Do ponto de vista simbólico, o astrólogo e psicanalista Arthur Tadeu Curado explica que os rituais de ano novo são fortes porque o ser humano é um animal simbólico. Para ele, marcar começos e finais é uma forma de organizar o tempo psíquico, dar sentido às mudanças e alinhar desejo e intenção. A virada de 31 de dezembro, segundo Arthur, é uma convenção humana ligada ao calendário gregoriano, de origem católica, associada ao ano civil e fiscal.
Na natureza, lembra ele, os ciclos seguem outros marcos, como o equinócio, quando o Sol entra em áries e se inicia um novo ciclo solar. Ainda assim, os rituais existem para alinhar os indivíduos tanto aos calendários sociais quanto aos ritmos naturais e cósmicos. Entre as práticas mais comuns estão o uso de roupas específicas, especialmente o branco, banhos simbólicos, oferendas ligadas à prosperidade e gestos repetidos, como pular ondas ou realizar refeições associadas à abundância.

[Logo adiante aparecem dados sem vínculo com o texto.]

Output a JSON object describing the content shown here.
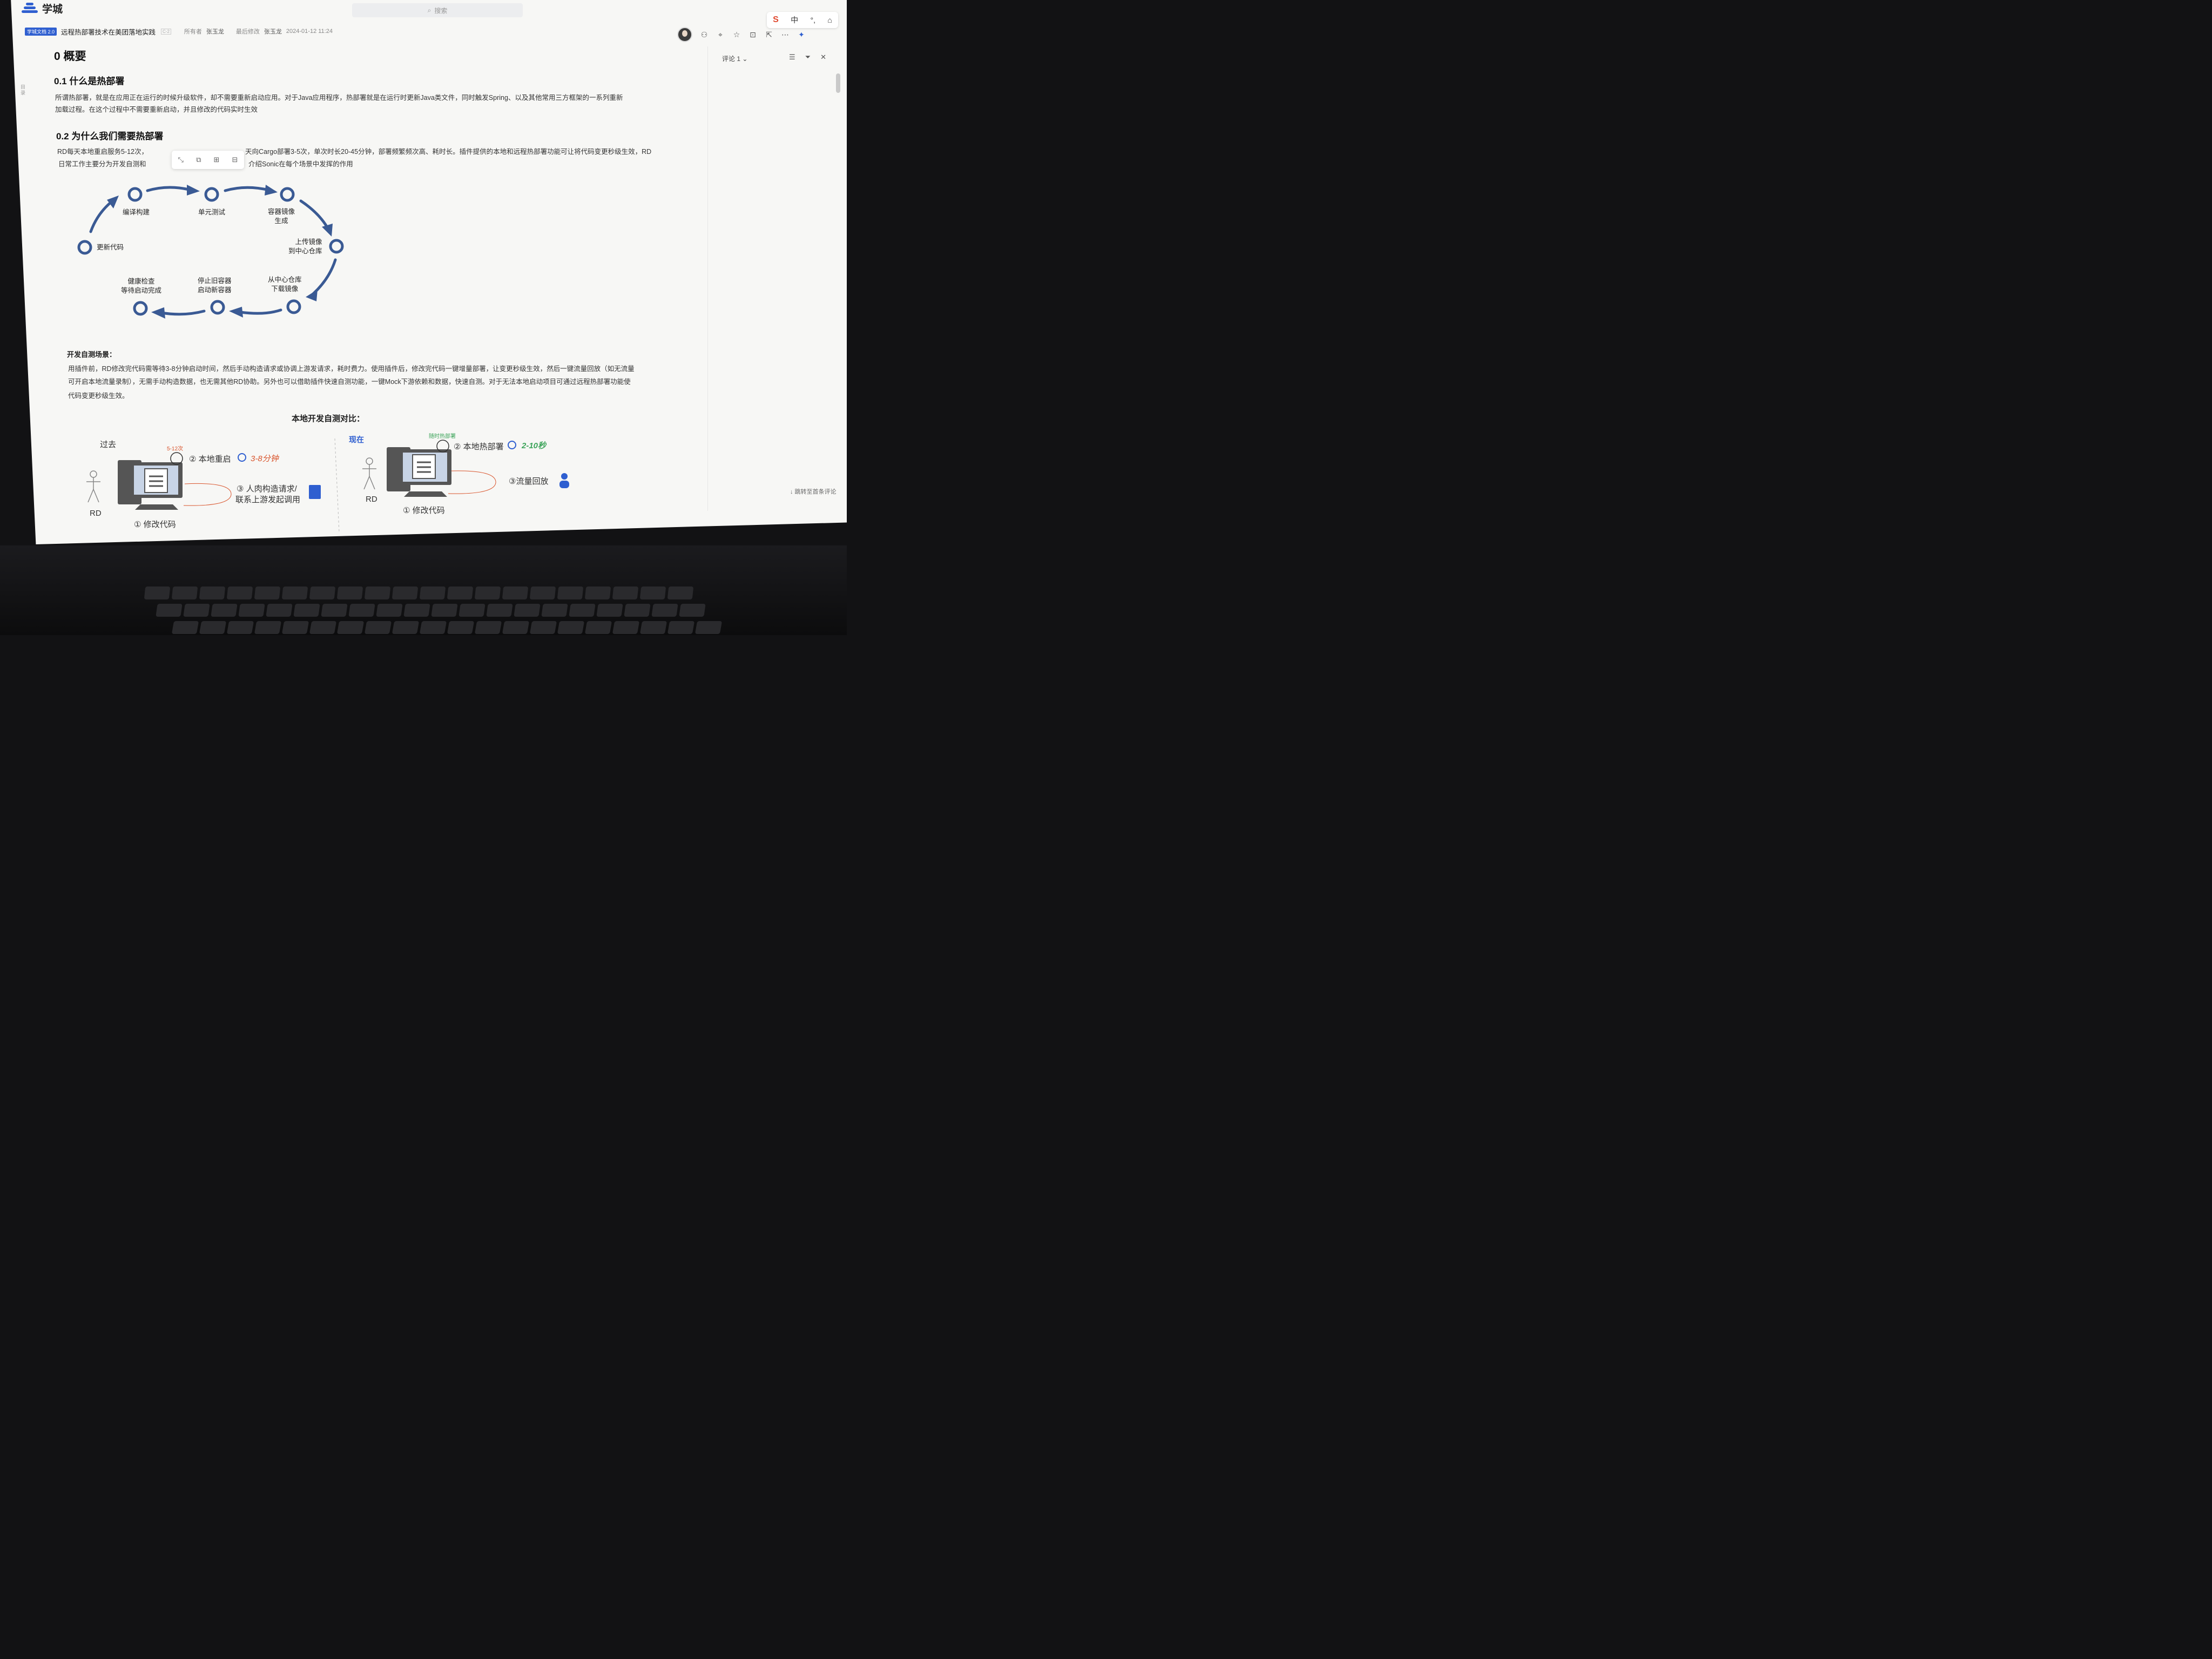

Mesmo quem não se considera religioso acaba utilizando esses gestos como atos de intenção.
Do ponto de vista simbólico, o astrólogo e psicanalista Arthur Tadeu Curado explica por que esses gestos seguem tão presentes. "Os rituais de ano novo são fortes porque o ser humano é um animal simbólico", afirma. Para ele, marcar começos e finais é uma necessidade psíquica, mas nem todo ano pede os mesmos símbolos. "Mais do que rituais elaborados, os mais potentes são aqueles que fazem sentido subjetivo para quem os realiza."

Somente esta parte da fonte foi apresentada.